7 Ormas Pemuda Kumpul Bukan untuk Lengserkan SBY-JK
Selasa, 14 Agu 2007 18:21 WIB
Jakarta - Peringatan HUT Kemerdekaan RI ke-62 tinggal 3 hari lagi. 7 Ormas pemuda berkumpul. Hal yang mereka bicarakan bukanlah untuk melengserkan pemerintahan SBY-JK."Kami mendeklarasikan Badan Kerjasama Indonesia untuk Indonesia. Ini bukan untuk menjatuhkan pemerintah. Justru deklarasi dilakukan untuk memberikan dukungan moril kepada pemerintah," ujar Ketua Umum Gerakan Pemuda Ansor Saifullah Yusuf.Hal itu disampaikan dia usai deklarasi di Tugu Proklamasi, Jl Proklamasi, Jakarta, Selasa (14/8/2007).Disampaikan pria yang akrab disapa Gus Ipul ini, apa yang dilakukan para pemuda itu adalah simbol keprihatinan atas banyaknya persoalan yang tengah dihadapi bangsa Indonesia. "Kita ingin memberi dukungan secara moral kepada pemerintah dan semua pihak, hendaknya melakukan amanahnya masing-masing dengan benar," lanjutnya.Dia menambahkan, kemiskinan, bencana alam, dan persoalan lainnya masih belum tuntas. Dan untuk itu, hal-hal tersebut tidak perlu dipolitisasi. "Kita ingin teguhkan sikap kita kembali, kita ingin tetap menjaga Indonesia sebagai rumah kebangsaan agar tidak diganggu dengan ide yang tidak perlu," cetus Gus Ipul.Kalau ditafsirkan sebagai orang muda yang melawan kekuasaan? "Oh tidak, itu jauh sama sekali. Kita jauh dari pikiran seperti itu.
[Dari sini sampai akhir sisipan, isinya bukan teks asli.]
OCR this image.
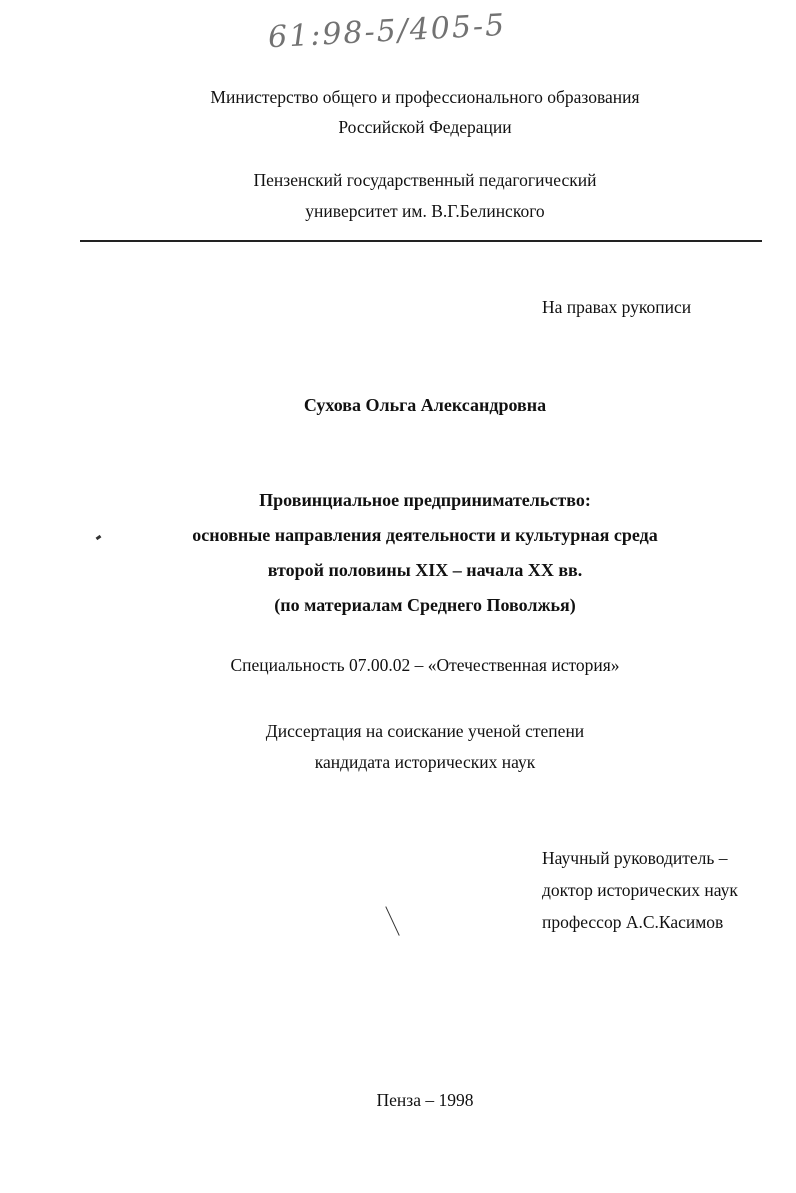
61:98-5/405-5
Министерство общего и профессионального образования
Российской Федерации
Пензенский государственный педагогический
университет им. В.Г.Белинского
На правах рукописи
Сухова Ольга Александровна
Провинциальное предпринимательство:
основные направления деятельности и культурная среда
второй половины XIX – начала XX вв.
(по материалам Среднего Поволжья)
Специальность 07.00.02 – «Отечественная история»
Диссертация на соискание ученой степени
кандидата исторических наук
Научный руководитель –
доктор исторических наук
профессор А.С.Касимов
Пенза – 1998
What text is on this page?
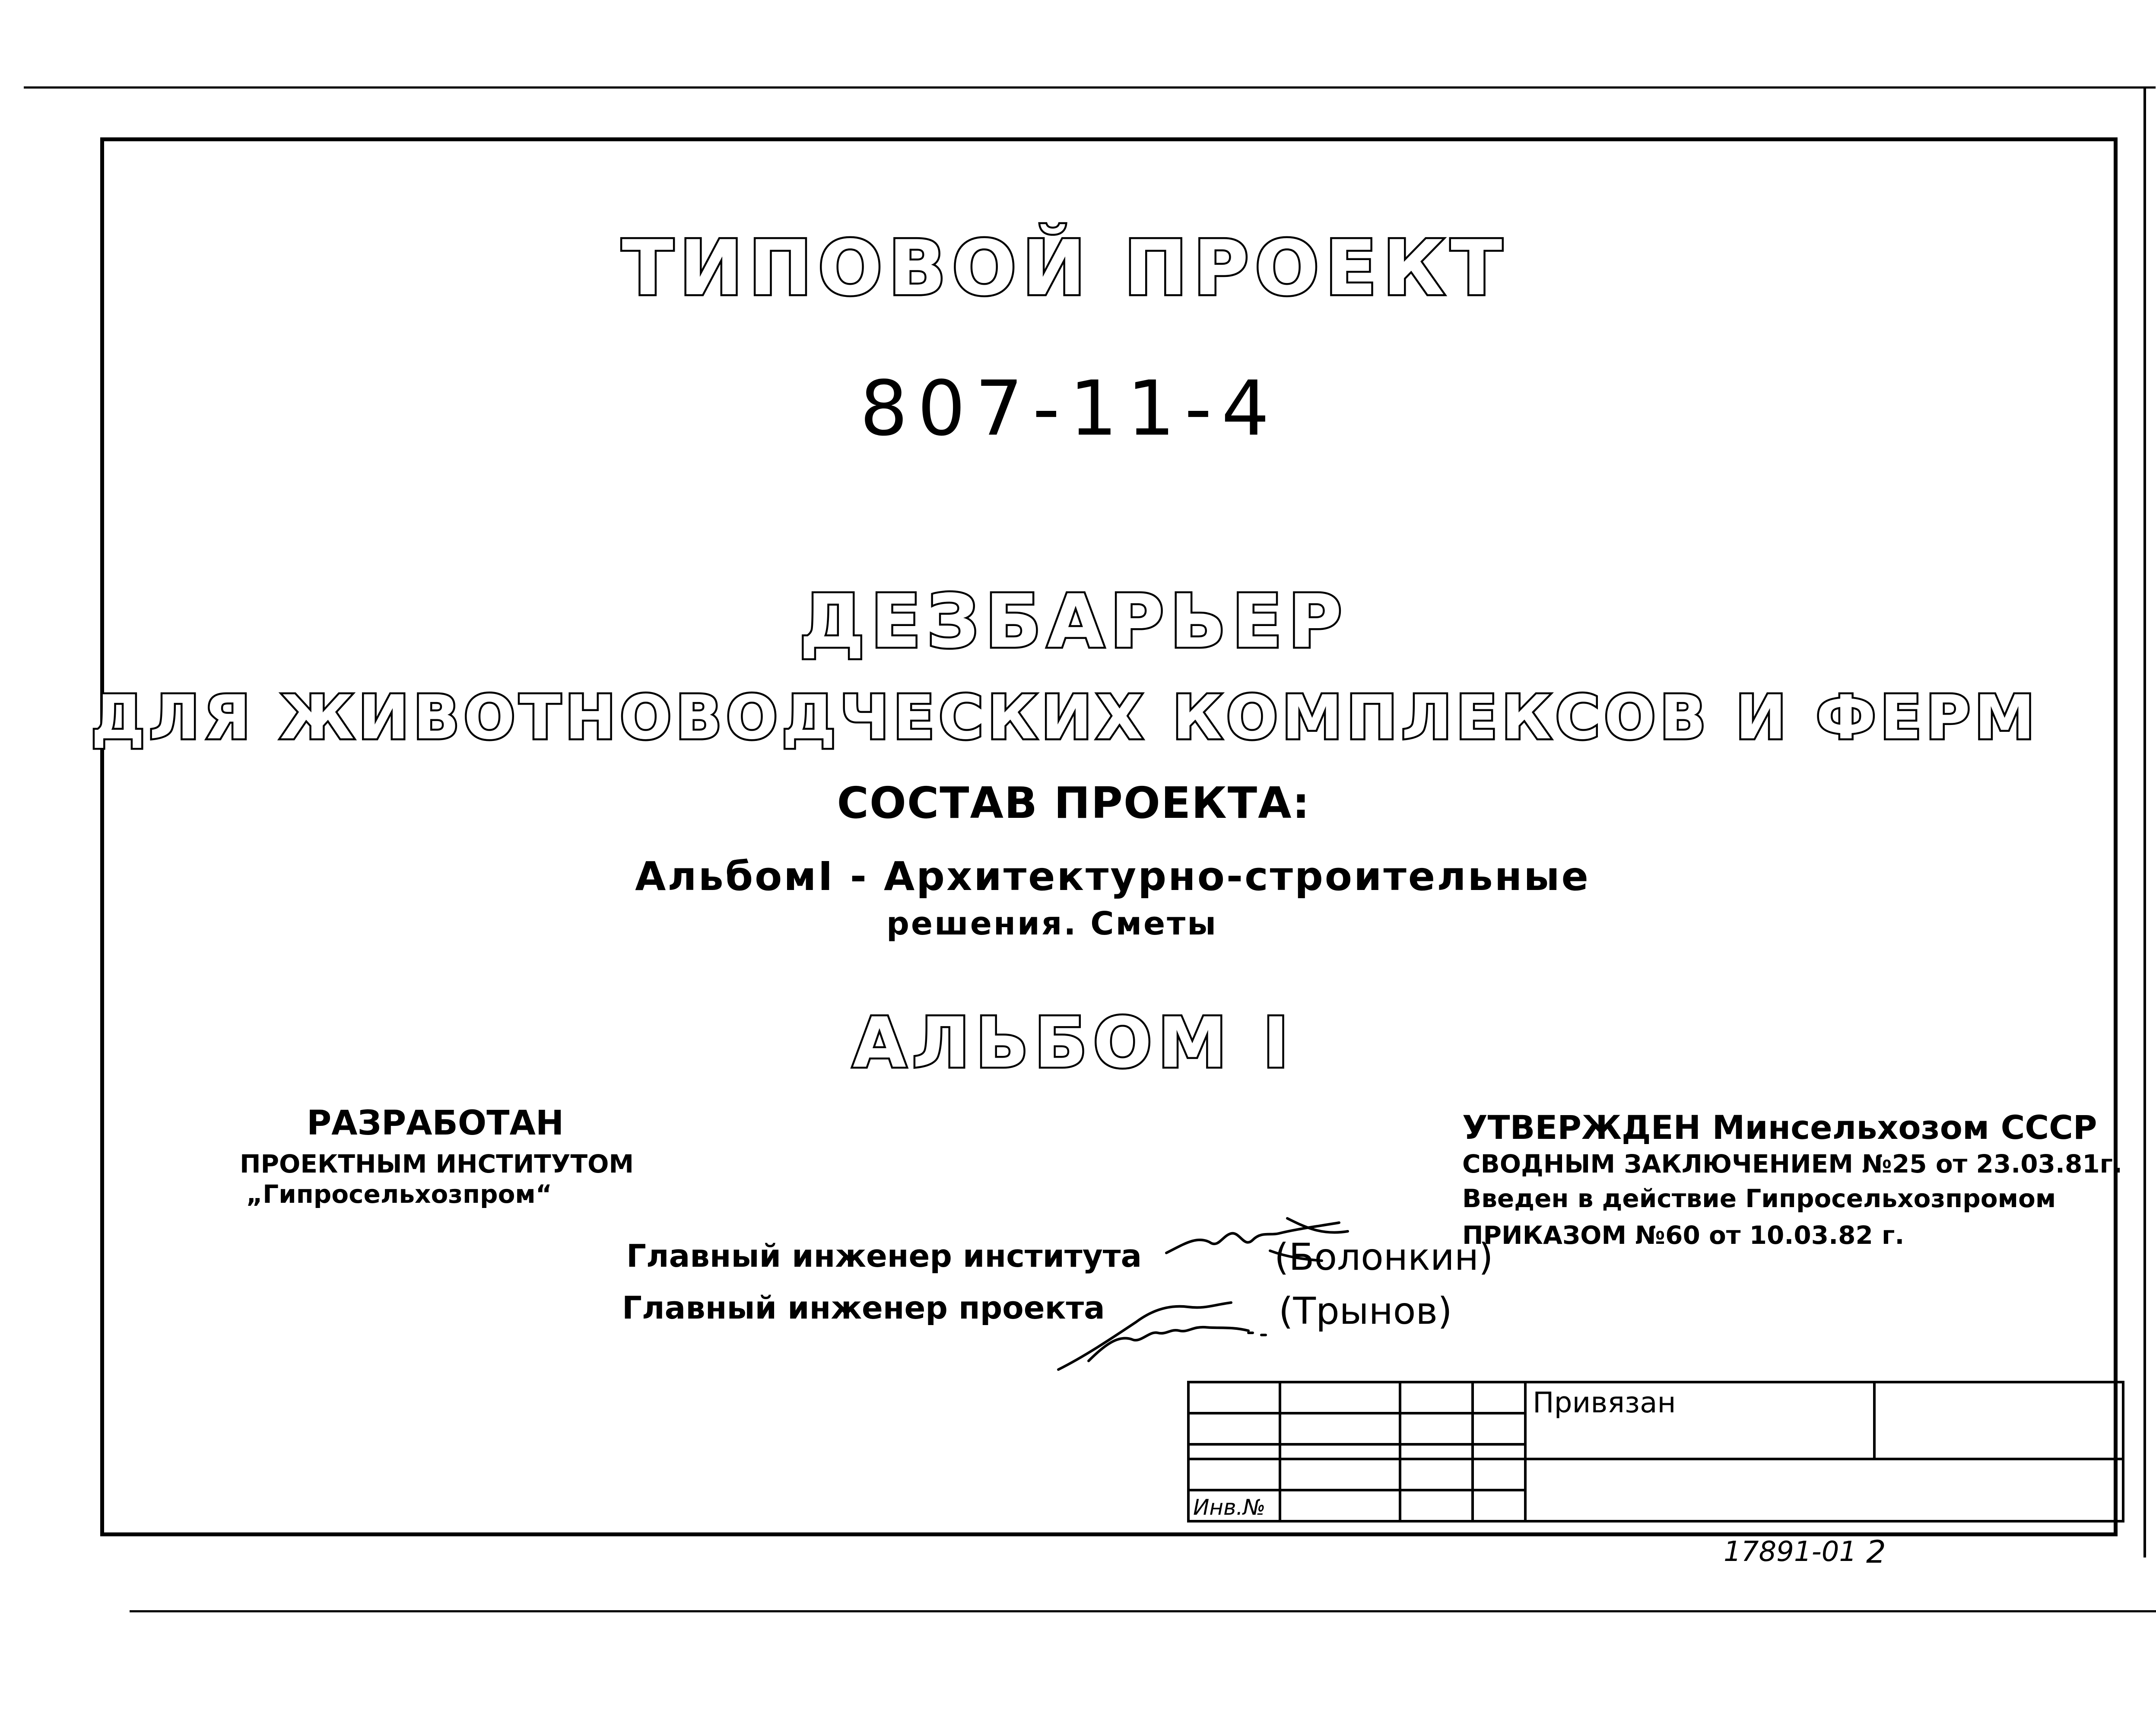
ТИПОВОЙ ПРОЕКТ
807-11-4
ДЕЗБАРЬЕР
ДЛЯ ЖИВОТНОВОДЧЕСКИХ КОМПЛЕКСОВ И ФЕРМ
СОСТАВ ПРОЕКТА:
АльбомI - Архитектурно-строительные
решения. Сметы
АЛЬБОМ I
РАЗРАБОТАН
ПРОЕКТНЫМ ИНСТИТУТОМ
„Гипросельхозпром“
УТВЕРЖДЕН Минсельхозом СССР
СВОДНЫМ ЗАКЛЮЧЕНИЕМ №25 от 23.03.81г.
Введен в действие Гипросельхозпромом
ПРИКАЗОМ №60 от 10.03.82 г.
Главный инженер института	(Болонкин)
Главный инженер проекта	(Трынов)

				Привязан	

Инв.№					

17891-01 2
Lha wong sebagian dari kita juga anak-anak orang yang berkuasa (pejabat), tapi kita tetap ingin memberikan kritik," pungkasnya.7 Ormas yang berkumpul itu antara lain Gerakan Pemuda Forum Komunikasi Putra Putri Purnawirawan Indonesia (FKPPI), Pemuda Pancasila, Pemuda Pancamarga, Pemuda Muhammadiyah, GP Ansor, dan Pemuda Katholik.Hadir dalam acara itu antara lain mantan KSAD Jenderal Purn Ryamizard Ryacudu, Mantan Kepala Badan Intelijen Strategis (Kabais) Marsekal Madya Purn Ian Santoso Perdanakusuma, Mantan Kepala Bappenas Kwik Kian Gie, dan Direktur Utama Indobuild Co Pontjo Sutowo. Raja Dangdut Rhoma Irama juga hadir.